What about other issues? ?

38098069

1. The book says that two-operand instructions (such as mov) must have a register operand, but the book also says that you can use immediate values ​​to store values. mov mem, imm; neither operand is a register?

Regarding this problem, you can check the help file and look at the description of the MOV instruction.

5.mov al, c0h
  add al, al
After executing the above statement, al = 80h but c0h + c0h should be equal to 180h
So is the impact on the flag bit 80h or 180h? ?

AL refers to the lower eight bits, AX equals 180h

qqion1988

> 1. The book says that two-operand instructions (such as mov) "must" have a "register" operand, but the book also says that you can use immediate values ​​to store values. mov mem, imm; neither operand is a register?

The first sentence should read: The book says that instructions with two operands (such as mov) have at most one "segment register" operand.

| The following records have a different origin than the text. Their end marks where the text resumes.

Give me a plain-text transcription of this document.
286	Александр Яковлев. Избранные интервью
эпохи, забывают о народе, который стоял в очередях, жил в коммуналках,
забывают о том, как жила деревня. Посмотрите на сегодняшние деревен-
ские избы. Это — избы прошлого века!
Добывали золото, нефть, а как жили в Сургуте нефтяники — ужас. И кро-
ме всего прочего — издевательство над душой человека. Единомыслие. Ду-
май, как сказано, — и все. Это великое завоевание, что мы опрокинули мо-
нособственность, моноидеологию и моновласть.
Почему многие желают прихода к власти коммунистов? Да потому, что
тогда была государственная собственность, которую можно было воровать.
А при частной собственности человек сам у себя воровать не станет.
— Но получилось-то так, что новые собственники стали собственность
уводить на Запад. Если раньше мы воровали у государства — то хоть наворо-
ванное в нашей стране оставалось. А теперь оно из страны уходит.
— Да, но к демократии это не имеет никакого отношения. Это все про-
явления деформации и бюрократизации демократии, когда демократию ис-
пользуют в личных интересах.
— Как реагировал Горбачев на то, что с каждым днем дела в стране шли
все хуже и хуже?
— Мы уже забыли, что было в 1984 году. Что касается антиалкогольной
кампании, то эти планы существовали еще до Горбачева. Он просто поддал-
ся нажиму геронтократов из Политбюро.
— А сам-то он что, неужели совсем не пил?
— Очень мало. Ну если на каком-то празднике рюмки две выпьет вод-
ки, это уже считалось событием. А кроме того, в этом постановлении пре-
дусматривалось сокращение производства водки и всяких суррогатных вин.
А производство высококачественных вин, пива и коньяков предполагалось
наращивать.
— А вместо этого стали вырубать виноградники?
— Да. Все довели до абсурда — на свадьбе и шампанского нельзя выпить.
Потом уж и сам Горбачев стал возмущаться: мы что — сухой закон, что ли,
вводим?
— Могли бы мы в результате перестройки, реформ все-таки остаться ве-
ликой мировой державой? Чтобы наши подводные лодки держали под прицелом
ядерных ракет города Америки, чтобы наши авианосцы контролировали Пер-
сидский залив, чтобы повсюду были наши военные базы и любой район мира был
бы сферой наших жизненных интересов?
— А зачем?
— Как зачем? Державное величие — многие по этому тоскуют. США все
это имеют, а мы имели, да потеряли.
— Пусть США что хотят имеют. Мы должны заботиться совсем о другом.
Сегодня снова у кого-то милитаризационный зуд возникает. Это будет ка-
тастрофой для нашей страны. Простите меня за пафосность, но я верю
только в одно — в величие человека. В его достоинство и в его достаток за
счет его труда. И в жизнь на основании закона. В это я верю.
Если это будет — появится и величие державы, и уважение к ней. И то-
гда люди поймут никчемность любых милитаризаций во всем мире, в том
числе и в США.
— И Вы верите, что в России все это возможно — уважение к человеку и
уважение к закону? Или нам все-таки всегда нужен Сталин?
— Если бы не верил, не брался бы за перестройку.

No, it's okay. So mov mem, imm; no problem.

> 2. Number of eight-bit machines with +0, -0: The original codes are: 00000000, 10000000
The inverse is: 00000000, 11111111. I can understand. Isn't the complement of negative numbers plus the sign bit plus one? Then -0 should be: 110000000 (a total of 9 digits cannot be represented by eight as a machine number). Why does the book say that the complement of -0 is 00000000 (8 bits)? In addition, the inverse of -128 is 101111111 (because it is 9 bits, the 8-bit machine code cannot represent the inverse of -128), then the complement is changed to the inverse plus one.
11000000 (also 9 digits) Why is the book equal to 10000000 (8 digits)?

0 has no positive or negative points. If you want to divide it, it should be classified as a range of positive numbers.
128 is represented as a 9-bit binary number: 1 0000 0000, so the largest positive number that 8 bits can represent is 1111 1111, and the inverse of -128 is the binary number of 128: 1 0000 0000, the result is: 0 1111 1111. Take 8 bits, that is, 1111 1111, 1111 1111 + 1 = 1 0000 000 0.8. The two's complement is the lower eight bits of 1 0000 0000, which is 0000 0000.

> 3. mov ax, [ax, bx]
What addressing method does the above instruction use for the source operand?
If you use MASM, it means that the sum of the values ​​of the two registers AX and BX is used as the address of the memory operand, and the value in this memory address is paid to AX. It belongs to special register indirect addressing, which can also be called indexed addressing.

> 4. Do constants take up memory?
Not occupied.

> 5.mov al, c0h
  add al, al
After executing the above statement, al = 80h but c0h + c0h should be equal to 180h
So is the impact on the flag bit 80h or 180h? ?
 1010 0000
+1010 0000
----------
J 0100 0000
"J" represents the carry from the eighth bit to the ninth bit. After ADD AL, AL, AL = 0100 0000b, that is, 80H. Both the result and the carry generated by the operation have an effect on the flag register, so it is 180h that affects the flag bit.